Sinyal ve gürültü
Genelde mühendislerin bildiği bir konu üzerinden yazıyı açmak biraz iddialı olabilir. Zira “Anlattığınız, karşınızdakinin anlayabildiği kadardır” sözünden hareketle çoğu zaman pek bir şey anlatmanın da mümkün olmadığı gerçeğiyle yüzleşiyoruz ister istemez.
Sinyal genelde almak istediğiniz ya da size faydalı olabilecek bilgiyi temsil eder, gürültü ise anlam içermeyen ve sinyali bozan dalgalanmadır. Gürültüyü ayıklayarak sinyali yakalayabilmek önemlidir. Tam aynı anlamı içermese de konuyu basitleştirmek adına ‘sapla samanı ayırmak’ dersem daha net anlaşılabilirim sanırım.
Tarife kararları tamamen Trump’ın kontrolünde değil
Ekonominin ve piyasaların işleyişi de büyük oranda böyledir. Takip edebildiğiniz ya da sosyal medyada önünüze gelen binlerce şeyin arasında olanı biteni daha iyi anlamak adına bazılarını ayıklarsınız, istediğiniz sonuçları alamazsanız, yaptığınız filtrelemeyi değiştirirsiniz. Normal koşullar altında olmadığımız herkesin malumu diye düşünüyorum.

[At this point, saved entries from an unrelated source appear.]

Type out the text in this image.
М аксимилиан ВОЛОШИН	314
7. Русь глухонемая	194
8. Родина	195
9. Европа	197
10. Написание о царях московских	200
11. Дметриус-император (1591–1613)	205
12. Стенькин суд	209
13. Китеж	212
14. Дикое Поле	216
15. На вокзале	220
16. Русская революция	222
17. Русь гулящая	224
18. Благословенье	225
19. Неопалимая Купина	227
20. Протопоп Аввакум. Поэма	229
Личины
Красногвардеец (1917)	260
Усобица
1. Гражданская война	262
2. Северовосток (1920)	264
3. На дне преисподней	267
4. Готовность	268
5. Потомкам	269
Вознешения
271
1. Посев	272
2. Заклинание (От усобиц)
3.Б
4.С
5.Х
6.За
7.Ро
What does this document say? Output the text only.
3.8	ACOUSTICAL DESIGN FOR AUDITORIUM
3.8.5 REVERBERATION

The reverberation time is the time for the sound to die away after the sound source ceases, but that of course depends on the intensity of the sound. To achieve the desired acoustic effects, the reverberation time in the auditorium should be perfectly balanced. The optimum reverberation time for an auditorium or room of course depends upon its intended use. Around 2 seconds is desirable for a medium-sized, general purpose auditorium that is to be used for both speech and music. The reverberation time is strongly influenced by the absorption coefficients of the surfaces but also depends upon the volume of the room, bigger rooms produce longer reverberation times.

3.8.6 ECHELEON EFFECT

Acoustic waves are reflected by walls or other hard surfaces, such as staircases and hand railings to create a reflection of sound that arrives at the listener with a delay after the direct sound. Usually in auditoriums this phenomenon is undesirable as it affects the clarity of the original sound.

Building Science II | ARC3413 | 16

ABD Başkanı Trump’ın gümrük tarifeleri konusunda ocak ayından bu yana yaptıkları ve bunun piyasaya yansımalarından bahsediyorum. Konu tamamen Trump’ın elinde ve kontrolünde de değil. ABD’de bir mahkemenin gümrük tarifelerine dair aldığı karar, kuvvetler ayrılığı olan bir ülkede başkan da olsanız her kararı alamayacağınız, alsanız bile uygulamayacağınız anlamına geliyor.
Gümrük tarifesi kararlarının etkisi geçicidir
Fed yetkililerinin önceki aylarda dedikleri gibi aslında gümrük tarifelerine ilişkin kararların etkisi geçicidir, uluslararası ticaret bir müddet tökezledikten sonra yeni bir dengeye kavuşur, teori bize bunu söylüyor en azından.
Ancak Trump gibi öngörülmesi zor ve geçen başkanlık dönemine göre kendi deyimiyle “sistemi öğrendiği” için daha mahir bir başkanın yaptıkları belki gürültü değil de sinyalin kendisidir? 2008 sonrası global merkez bankalarının bilançolarını düzenli olarak büyüttüğü dönemde hatırlarsınız “Fed put” diye bir kavram vardı.
Yani piyasa kötüye giderken Fed bir şekilde müdahale eder ve piyasa dostu bir hamle yapar şeklinde düşünülürdü. Peki önümüzdeki dört yıl da bu sefer “Trump call” gibi yeni bir kavram ortaya çıkabilir mi, hep birlikte göreceğiz.